Bioinformatics analysis reveals link between alternative complement cascade pathway and colorectal cancer liver metastasis

Abstract

Abstract Background Colorectal cancer (CRC) has a high incidence mortality rate and is characterized by liver metastasis, which is the main cause of CRC patient death. In this study, a transcriptome sequencing dataset (GSE81558) from the integrated Gene Expression Omnibus database was evaluated to gain new insights into the pathogenesis of CRC and potential therapeutic targets. Methods All raw data were processed using R and screened for differentially expressed genes (DEGs) using LIMMA software. In-depth Gene Ontology (GO) and Kyoto Encyclopedia of Genes and Genomes (KEGG) pathway analyses were conducted and visualized using R and Cytoscape software. Protein‒protein interactions (PPIs) associated with the DEGs were assessed using the Search Tool for the Retrieval of Interacting Genes/Proteins database. A mouse model of CRC liver metastasis of CRC was used to verify key associated signaling pathways.
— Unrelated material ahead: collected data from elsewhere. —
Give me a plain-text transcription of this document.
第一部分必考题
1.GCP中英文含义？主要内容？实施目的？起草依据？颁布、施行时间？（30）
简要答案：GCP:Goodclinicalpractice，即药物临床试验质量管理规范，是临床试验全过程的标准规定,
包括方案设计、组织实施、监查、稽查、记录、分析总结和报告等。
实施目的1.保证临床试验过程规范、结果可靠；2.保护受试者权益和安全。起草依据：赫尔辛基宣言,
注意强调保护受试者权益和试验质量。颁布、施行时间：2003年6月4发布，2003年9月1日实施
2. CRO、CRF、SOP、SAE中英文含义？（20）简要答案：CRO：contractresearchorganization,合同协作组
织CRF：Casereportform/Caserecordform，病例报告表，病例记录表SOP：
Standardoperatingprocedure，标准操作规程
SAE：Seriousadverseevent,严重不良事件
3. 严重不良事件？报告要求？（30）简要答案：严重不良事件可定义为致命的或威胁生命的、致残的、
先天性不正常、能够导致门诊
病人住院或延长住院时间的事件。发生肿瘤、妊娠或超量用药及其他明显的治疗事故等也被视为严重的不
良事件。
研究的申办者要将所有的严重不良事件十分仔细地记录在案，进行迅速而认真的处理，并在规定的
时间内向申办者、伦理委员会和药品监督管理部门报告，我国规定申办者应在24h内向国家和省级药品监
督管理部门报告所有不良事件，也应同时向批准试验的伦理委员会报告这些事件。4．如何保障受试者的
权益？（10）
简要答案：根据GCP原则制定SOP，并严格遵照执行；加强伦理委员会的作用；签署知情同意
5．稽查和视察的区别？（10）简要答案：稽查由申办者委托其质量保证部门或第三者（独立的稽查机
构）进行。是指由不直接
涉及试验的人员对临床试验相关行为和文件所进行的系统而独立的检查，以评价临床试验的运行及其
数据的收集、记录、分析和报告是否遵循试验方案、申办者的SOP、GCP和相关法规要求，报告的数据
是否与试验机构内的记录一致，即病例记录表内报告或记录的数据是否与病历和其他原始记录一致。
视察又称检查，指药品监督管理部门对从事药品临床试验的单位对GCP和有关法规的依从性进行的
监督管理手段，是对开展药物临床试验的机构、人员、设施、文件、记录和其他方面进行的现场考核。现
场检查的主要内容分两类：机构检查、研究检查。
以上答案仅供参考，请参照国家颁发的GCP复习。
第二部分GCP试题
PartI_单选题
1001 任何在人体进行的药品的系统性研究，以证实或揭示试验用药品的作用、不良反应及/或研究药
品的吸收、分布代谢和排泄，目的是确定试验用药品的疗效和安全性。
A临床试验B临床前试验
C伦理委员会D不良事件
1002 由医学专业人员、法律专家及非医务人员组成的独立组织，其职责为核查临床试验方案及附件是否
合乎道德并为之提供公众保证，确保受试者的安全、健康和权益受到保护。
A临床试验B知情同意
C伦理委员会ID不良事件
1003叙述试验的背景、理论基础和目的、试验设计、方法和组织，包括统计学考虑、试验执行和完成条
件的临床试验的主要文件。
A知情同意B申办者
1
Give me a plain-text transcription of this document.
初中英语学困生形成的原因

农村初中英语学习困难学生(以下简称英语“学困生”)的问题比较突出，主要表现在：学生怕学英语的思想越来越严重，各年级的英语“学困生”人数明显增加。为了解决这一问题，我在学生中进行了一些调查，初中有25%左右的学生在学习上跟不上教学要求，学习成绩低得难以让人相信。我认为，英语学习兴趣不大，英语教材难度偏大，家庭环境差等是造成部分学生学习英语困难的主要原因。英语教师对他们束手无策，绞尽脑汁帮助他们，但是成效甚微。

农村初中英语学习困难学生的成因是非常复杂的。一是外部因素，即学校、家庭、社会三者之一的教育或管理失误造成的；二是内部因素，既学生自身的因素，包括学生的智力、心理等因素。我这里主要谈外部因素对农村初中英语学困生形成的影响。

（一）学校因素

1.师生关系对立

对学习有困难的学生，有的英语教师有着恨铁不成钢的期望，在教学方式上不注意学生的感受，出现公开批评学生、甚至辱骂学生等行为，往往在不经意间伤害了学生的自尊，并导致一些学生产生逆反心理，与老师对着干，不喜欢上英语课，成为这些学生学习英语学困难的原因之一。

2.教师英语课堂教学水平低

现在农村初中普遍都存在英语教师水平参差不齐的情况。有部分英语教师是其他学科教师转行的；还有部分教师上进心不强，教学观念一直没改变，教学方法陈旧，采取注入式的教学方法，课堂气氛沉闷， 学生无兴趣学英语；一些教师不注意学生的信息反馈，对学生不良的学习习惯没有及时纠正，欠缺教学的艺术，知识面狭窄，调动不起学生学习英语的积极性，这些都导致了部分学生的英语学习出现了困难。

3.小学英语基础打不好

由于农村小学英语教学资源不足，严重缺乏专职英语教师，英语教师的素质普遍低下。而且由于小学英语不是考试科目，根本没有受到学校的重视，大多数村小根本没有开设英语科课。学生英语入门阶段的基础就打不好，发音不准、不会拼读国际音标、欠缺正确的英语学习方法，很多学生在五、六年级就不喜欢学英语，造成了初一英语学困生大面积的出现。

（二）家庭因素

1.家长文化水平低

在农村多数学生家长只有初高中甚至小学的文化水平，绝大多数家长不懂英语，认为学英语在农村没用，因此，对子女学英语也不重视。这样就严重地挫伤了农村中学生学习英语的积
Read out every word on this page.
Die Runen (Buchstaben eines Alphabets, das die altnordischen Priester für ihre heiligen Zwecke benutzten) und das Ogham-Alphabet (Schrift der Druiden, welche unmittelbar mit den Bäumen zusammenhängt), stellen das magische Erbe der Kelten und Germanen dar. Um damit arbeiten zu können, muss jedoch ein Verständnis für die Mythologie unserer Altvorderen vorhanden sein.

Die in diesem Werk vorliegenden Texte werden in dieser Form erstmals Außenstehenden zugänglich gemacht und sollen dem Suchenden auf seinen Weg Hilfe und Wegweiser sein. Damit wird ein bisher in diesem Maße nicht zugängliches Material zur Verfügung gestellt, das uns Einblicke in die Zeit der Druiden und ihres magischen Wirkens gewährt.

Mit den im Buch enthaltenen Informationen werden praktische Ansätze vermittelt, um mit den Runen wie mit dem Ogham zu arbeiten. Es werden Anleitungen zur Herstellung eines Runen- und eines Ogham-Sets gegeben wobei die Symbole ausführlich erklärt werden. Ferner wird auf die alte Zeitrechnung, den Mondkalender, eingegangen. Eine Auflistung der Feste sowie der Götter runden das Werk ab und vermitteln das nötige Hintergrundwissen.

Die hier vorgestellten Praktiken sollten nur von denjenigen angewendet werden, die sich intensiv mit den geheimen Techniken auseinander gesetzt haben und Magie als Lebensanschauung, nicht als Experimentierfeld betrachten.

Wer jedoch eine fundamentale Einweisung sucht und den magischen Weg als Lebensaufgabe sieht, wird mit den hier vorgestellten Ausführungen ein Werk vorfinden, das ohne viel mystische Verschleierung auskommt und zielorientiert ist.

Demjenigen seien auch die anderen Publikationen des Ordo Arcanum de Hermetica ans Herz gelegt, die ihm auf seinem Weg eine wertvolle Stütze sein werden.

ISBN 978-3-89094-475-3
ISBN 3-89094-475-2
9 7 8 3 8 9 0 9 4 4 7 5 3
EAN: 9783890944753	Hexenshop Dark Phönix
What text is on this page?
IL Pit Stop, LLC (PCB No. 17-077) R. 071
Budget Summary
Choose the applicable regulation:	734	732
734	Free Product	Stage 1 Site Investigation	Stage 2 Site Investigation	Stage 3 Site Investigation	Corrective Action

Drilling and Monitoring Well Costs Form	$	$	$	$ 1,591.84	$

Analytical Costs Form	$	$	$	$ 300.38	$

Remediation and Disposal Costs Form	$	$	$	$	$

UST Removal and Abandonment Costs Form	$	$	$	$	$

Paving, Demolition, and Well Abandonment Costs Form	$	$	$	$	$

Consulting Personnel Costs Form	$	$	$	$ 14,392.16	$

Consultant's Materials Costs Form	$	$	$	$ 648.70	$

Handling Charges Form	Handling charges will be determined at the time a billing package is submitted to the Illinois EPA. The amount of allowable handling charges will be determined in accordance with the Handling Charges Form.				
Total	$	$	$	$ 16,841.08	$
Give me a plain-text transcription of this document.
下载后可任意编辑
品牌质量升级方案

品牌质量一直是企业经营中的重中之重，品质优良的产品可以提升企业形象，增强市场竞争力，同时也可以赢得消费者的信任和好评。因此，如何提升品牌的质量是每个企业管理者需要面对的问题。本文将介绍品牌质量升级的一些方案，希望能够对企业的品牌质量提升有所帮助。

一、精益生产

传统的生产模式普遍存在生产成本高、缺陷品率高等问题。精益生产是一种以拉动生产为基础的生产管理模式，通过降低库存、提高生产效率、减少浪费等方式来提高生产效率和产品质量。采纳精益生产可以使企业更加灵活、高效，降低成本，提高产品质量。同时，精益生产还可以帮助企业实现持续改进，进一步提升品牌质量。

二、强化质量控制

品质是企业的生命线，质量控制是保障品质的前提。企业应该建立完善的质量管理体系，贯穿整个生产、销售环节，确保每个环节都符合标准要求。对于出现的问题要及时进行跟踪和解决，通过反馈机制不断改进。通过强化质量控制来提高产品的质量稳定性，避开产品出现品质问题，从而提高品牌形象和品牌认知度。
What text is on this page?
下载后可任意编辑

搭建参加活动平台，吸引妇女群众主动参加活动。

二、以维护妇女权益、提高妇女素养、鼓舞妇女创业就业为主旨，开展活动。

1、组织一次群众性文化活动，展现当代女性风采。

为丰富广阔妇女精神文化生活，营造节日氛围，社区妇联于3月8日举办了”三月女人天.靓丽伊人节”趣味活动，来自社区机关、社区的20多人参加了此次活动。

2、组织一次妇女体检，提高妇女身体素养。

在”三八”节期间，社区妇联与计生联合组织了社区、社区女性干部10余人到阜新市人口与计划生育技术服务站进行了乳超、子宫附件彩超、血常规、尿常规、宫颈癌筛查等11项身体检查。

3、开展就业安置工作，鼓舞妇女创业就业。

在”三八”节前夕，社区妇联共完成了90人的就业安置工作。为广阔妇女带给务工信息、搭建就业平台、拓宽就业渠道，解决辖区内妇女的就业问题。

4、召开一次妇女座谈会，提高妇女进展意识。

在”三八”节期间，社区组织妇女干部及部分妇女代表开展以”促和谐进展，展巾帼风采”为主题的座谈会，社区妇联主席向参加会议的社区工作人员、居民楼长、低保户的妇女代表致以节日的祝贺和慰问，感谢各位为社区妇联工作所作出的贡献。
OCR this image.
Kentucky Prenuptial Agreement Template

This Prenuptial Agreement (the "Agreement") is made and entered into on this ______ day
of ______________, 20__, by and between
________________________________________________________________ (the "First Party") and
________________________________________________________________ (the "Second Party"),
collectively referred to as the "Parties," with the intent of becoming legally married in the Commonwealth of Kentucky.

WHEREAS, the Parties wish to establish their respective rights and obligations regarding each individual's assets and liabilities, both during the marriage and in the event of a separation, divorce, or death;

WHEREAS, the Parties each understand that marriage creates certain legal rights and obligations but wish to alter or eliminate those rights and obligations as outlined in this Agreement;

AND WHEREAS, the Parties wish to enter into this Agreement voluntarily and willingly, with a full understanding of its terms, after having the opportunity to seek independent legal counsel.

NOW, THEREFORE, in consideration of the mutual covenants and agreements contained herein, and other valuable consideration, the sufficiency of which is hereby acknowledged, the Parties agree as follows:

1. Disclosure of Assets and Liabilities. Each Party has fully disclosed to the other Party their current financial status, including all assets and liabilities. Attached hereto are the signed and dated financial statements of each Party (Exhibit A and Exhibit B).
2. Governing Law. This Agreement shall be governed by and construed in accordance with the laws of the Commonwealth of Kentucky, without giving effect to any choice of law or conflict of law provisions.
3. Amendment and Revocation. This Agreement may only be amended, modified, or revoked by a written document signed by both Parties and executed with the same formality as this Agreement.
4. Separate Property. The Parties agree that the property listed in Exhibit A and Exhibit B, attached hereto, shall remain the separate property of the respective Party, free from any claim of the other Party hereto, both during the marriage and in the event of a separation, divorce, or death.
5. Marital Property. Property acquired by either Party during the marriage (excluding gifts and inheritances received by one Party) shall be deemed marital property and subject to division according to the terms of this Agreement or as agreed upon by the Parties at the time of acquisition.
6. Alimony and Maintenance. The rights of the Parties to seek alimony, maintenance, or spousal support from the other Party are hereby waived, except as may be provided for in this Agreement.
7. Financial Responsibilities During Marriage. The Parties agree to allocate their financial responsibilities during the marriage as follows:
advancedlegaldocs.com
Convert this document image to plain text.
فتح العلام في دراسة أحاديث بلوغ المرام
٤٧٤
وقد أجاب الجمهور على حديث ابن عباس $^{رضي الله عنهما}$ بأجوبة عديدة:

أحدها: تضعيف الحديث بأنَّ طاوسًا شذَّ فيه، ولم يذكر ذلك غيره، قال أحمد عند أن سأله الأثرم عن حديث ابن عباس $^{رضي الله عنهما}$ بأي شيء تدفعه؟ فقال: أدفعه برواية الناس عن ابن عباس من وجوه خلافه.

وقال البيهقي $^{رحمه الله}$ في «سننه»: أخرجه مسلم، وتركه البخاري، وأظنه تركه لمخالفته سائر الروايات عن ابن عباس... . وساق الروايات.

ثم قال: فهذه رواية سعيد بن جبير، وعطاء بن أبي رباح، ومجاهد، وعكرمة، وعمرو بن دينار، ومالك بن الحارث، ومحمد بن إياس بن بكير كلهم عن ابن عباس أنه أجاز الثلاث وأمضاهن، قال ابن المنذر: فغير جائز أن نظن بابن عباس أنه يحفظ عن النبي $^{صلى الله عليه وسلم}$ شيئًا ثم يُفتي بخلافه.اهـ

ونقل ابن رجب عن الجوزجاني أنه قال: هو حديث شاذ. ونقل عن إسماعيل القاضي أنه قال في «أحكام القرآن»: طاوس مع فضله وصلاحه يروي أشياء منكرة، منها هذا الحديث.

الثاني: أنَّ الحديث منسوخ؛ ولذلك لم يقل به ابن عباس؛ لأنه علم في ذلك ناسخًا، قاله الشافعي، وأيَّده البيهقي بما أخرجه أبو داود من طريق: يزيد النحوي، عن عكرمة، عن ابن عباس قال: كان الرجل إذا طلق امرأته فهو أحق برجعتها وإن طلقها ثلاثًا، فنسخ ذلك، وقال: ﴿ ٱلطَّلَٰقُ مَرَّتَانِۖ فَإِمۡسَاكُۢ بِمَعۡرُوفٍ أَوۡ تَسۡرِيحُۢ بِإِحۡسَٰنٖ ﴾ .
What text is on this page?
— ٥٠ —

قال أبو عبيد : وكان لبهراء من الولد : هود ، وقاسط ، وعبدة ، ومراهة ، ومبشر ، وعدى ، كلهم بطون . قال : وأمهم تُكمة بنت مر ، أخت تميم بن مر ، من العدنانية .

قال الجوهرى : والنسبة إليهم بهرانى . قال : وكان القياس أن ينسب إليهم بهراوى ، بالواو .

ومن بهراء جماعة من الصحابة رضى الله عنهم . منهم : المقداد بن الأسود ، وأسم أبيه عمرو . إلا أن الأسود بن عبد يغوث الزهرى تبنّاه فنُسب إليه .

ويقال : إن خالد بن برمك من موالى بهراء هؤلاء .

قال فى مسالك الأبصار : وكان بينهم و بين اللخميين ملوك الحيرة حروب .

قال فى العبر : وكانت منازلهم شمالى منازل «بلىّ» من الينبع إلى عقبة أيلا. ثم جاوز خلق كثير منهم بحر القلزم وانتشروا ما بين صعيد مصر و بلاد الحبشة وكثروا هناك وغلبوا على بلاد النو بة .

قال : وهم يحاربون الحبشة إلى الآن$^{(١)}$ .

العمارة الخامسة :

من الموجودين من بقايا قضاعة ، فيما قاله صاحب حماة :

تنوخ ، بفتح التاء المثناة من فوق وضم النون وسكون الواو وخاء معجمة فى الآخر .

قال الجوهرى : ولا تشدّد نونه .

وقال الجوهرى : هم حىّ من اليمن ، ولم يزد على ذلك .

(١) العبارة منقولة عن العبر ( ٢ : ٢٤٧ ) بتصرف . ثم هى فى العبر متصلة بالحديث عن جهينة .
Results The GO biological processes (BPs) and KEGG pathway analyses revealed that DEGs between the normal colon and CRC samples were mainly involved in the cell cycle and the P53 signaling pathway, which regulate the cell cycle and alter tumor signaling pathways. The 10 hub genes identified by PPI were cell cycle-related. In CRC versus and CRC liver metastasis samples, the GO BPs were mainly associated with platelets and coagulation, and the KEGG pathways were mainly enriched in the complement and coagulation cascades and drug metabolism. The PPI hub genes were blood protein-related, such as ALB, AHSG, and APOH, or plasma protease inhibitors, such as SERPINC1. To confirm bioinformatics analysis results, we used wild-type (WT), C4 (an important molecule in the classical and lectin complement cascade pathways), and complement factor B (fB, an important molecule in the alternative complement cascade pathway) knockout (KO) mice to construct a CRC liver metastasis model. Compared with WT mice, fB-KO mice demonstrated significantly reduced liver metastasis and inflammation, while there was no difference in C4-KO mice. Conclusion Bioinformatics analyses revealed that the complement cascade is related to CRC liver metastasis and that the cell cycle is related to CRC. The role of the alternative complement pathway in CRC liver metastasis was confirmed in mice, indicating that this pathway is a potential therapeutic target in CRC liver metastasis and providing a theoretical basis for further research.